Re: [boost] [string] proposal

22 Jan 2011


      On Sat, 22 Jan 2011 01:56:36 +0800
Dean Michael Berris <mikhailberis@gmail.com> wrote:
...
...
...
I think strings are different from the encoding they're interpreted
as. Let's fix the problem of a string data structure first then tack
on encoding/decoding as something that depends on the string
abstraction first.
That gets back to the problem that I was originally trying to solve
with the UTF types: that a string needs a way to carry around its
encoding. A UTF-8 type could be built on such a thing very easily.
Hmm... I OTOH don't think the encoding should be part of the string.
The encoding is really external to the string, more like a function
that is applied to the string.
It's a property of the string. It may change, but some encoding (even
if it's just "none") should be associated with a particular string
throughout its existence. Otherwise you might as well use the existing
std::string.
...
If you can wrap the string in a UTF-8, UTF-16, UTF-32 encoder/decoder
then that should be the way to go. However building it into the string
is not something that will scale in case there are other encodings
that would be supported -- think about not just Unicode, but things
like Base64, Zip, <insert encoding here>.

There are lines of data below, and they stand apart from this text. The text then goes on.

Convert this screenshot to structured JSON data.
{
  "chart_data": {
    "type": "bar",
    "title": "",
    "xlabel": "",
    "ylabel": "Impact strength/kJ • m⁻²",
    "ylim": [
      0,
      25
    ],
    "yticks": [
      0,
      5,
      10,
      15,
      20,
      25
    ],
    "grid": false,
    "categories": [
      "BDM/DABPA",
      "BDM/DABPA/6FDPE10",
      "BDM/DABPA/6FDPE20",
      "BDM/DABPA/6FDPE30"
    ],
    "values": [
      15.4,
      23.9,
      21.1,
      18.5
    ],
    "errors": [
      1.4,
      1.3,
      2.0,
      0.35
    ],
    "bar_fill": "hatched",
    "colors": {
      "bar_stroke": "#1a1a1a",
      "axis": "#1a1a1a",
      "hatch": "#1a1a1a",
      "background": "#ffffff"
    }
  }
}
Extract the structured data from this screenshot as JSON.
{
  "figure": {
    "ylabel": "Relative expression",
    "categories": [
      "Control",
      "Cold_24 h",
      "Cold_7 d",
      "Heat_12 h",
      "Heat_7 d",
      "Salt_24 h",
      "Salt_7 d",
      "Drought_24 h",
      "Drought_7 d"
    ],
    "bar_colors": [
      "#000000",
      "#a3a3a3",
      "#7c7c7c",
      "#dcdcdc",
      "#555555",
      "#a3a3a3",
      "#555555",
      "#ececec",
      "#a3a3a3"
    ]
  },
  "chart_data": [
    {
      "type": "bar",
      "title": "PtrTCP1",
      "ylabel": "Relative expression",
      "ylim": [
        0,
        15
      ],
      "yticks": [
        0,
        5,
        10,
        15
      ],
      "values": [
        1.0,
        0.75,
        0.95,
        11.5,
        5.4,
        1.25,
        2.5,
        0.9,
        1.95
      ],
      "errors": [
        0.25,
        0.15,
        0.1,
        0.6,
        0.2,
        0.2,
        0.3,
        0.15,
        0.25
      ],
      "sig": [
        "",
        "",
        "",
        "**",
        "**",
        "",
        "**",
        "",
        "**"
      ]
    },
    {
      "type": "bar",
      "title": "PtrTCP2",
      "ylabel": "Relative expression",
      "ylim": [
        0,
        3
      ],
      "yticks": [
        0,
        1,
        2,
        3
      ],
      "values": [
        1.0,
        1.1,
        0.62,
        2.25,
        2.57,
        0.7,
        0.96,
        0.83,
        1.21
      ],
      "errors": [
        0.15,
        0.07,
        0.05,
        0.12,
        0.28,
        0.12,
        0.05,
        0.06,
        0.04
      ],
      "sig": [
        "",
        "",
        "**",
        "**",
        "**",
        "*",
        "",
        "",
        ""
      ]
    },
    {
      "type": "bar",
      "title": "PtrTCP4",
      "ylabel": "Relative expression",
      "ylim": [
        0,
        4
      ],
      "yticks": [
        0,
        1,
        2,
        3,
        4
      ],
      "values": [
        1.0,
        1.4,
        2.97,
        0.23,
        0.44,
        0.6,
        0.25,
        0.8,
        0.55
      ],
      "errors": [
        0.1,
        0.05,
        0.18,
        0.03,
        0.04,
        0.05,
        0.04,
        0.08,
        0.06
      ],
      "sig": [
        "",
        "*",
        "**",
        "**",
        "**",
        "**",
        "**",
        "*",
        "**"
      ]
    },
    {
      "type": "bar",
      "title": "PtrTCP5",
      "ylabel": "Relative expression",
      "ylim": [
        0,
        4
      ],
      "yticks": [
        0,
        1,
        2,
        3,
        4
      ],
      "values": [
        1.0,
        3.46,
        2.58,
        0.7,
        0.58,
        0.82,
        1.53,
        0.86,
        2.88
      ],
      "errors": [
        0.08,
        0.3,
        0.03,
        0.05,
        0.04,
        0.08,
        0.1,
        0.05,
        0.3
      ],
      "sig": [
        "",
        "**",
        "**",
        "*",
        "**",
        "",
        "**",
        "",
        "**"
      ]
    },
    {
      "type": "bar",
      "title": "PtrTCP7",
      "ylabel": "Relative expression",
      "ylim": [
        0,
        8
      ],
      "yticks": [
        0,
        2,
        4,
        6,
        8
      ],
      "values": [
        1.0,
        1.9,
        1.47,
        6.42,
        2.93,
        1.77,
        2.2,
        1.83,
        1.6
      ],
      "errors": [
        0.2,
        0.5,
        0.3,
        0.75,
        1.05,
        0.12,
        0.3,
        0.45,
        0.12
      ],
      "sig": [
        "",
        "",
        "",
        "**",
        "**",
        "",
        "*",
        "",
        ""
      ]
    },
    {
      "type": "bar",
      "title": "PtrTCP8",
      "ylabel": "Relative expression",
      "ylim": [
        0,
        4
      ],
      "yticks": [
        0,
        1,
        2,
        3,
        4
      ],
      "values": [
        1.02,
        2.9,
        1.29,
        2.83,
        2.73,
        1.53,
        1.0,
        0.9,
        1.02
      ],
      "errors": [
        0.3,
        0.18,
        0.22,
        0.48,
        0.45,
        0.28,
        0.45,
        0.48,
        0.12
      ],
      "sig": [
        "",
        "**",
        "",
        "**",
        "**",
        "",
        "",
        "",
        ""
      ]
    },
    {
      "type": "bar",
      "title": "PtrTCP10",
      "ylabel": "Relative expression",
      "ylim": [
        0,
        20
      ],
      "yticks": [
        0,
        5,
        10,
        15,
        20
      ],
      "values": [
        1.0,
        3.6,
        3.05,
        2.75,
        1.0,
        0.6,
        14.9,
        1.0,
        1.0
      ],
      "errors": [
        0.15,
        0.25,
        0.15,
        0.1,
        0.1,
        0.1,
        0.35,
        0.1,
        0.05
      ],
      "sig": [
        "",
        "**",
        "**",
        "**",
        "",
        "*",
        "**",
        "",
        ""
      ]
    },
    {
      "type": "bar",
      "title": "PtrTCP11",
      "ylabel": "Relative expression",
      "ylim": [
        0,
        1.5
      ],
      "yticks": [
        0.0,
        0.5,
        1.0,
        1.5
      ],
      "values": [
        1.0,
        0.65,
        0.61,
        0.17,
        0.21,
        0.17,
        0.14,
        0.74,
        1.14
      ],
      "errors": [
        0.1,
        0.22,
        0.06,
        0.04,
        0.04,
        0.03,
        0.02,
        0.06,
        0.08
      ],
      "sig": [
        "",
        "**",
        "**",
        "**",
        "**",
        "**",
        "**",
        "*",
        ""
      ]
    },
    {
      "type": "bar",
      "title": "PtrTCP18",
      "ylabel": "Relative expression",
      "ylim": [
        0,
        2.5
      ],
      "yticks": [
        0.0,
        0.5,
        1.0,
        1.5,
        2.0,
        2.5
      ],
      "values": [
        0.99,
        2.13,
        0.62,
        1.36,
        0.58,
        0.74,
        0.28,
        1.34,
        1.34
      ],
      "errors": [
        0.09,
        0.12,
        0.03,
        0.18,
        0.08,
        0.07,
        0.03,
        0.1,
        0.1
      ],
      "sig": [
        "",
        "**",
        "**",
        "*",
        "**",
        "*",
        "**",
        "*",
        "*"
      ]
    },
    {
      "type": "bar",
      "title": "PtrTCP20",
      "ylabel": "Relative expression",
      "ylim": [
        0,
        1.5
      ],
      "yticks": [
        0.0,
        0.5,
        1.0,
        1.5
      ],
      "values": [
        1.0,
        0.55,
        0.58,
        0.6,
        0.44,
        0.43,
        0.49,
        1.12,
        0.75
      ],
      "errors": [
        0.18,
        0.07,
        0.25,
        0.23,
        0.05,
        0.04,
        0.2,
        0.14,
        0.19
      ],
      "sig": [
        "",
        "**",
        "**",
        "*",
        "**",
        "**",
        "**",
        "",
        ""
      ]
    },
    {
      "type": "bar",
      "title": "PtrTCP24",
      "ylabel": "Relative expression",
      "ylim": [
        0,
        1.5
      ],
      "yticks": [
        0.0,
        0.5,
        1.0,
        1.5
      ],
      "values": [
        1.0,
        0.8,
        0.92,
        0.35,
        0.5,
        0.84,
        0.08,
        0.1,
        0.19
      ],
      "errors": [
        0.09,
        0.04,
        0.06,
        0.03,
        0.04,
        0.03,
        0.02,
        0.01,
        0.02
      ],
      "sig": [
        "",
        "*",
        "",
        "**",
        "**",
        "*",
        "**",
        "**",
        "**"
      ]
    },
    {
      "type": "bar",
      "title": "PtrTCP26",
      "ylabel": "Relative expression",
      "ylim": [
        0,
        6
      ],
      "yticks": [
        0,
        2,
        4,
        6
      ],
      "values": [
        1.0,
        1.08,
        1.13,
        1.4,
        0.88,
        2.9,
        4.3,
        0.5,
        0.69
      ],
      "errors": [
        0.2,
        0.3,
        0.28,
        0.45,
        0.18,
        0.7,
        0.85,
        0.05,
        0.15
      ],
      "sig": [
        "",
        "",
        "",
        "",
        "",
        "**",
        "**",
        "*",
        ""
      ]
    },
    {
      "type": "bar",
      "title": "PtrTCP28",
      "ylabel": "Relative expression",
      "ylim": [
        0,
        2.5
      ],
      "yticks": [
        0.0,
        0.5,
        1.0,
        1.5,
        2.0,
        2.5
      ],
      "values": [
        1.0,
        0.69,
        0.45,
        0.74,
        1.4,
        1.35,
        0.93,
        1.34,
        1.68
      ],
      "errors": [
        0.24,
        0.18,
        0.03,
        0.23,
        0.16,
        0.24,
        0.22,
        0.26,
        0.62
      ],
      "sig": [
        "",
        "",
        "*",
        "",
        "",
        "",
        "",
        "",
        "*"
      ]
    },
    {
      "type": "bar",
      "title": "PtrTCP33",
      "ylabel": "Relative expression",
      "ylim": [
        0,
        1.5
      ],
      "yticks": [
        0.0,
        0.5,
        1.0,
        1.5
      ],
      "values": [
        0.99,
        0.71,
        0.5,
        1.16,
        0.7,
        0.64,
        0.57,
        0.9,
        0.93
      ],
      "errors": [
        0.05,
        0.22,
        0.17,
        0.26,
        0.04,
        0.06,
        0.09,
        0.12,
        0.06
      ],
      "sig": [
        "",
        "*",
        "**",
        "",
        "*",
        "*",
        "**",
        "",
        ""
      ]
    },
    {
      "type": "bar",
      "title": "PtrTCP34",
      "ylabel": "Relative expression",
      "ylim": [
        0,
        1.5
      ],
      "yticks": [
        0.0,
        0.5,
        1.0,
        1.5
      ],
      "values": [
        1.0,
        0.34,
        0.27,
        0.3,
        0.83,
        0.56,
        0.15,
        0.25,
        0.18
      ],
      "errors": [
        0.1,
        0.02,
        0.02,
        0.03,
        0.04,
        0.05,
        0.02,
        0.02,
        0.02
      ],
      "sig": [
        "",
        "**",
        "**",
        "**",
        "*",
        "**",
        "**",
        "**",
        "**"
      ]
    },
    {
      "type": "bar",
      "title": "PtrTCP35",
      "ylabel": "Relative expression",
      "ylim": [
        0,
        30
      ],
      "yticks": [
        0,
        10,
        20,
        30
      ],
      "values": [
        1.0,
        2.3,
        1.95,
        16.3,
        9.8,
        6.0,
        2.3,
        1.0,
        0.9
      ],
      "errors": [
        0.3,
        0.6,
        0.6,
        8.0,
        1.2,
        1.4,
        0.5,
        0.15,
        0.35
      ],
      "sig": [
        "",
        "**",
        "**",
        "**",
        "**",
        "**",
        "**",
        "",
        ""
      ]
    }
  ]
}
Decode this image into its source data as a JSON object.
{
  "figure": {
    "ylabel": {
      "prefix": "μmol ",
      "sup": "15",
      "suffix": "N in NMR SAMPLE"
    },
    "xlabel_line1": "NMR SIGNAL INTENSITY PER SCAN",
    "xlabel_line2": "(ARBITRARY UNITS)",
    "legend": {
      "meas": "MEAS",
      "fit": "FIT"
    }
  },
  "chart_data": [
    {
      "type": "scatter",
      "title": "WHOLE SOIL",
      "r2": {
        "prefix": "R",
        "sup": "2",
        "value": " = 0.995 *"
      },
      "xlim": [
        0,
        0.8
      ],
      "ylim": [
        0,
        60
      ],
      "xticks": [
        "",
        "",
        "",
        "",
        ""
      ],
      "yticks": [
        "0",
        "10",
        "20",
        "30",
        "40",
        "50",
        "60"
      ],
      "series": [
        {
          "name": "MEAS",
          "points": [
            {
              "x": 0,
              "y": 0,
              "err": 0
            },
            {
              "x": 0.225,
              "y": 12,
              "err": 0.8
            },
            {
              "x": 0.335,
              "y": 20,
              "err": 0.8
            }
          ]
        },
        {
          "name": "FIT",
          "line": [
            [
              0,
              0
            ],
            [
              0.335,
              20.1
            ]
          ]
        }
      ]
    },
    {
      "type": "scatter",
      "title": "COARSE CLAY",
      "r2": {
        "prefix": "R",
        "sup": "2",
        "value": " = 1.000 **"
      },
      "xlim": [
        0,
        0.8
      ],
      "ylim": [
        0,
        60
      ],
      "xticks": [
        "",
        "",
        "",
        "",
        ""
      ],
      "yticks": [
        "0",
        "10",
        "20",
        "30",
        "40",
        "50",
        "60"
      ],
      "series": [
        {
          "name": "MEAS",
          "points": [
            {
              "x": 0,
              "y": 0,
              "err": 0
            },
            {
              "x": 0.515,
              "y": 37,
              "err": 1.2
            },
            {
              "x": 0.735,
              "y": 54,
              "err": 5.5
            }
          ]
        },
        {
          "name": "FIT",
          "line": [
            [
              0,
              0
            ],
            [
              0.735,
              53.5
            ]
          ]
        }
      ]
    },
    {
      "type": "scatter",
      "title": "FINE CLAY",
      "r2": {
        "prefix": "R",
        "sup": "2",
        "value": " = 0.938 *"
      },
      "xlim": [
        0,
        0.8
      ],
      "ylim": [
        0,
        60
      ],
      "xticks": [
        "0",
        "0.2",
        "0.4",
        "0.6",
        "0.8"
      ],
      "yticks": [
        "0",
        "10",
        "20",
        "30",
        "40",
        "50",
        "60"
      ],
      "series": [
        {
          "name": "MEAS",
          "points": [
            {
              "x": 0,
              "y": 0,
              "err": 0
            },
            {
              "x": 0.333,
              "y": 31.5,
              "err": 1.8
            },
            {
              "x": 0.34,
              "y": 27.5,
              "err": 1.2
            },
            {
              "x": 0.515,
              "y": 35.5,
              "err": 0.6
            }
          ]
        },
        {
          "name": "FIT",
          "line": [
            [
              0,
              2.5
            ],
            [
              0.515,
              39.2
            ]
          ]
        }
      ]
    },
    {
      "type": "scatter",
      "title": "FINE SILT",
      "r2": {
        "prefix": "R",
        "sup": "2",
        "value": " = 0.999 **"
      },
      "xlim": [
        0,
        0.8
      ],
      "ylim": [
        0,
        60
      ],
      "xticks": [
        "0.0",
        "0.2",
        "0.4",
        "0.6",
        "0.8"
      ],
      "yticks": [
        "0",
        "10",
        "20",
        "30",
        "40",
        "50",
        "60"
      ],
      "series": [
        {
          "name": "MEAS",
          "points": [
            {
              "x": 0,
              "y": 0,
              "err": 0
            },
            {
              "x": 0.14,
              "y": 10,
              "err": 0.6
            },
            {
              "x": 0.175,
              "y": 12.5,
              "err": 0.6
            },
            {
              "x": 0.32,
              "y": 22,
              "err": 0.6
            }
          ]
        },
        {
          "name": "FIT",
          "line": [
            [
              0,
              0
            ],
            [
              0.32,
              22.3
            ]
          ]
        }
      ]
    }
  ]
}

I assume that there is some unique identification for each language and
encoding, or that one could be created. But that's too big a task for
one volunteer developer, so my UTF classes are intended only to handle
the three types that can encode any Unicode code-point.
...
Ultimately the underlying string should be efficient and could be
operated upon in a predictable manner. It should be lightweight so
that it can be referred to in many different situations and there
should be an infinite number of possibilities for what you can use a
string for.
You've just described std::string. Or alternately, std::vector<char>.
-- 
Chad Nelson
Oak Circle Software, Inc.
*
*
*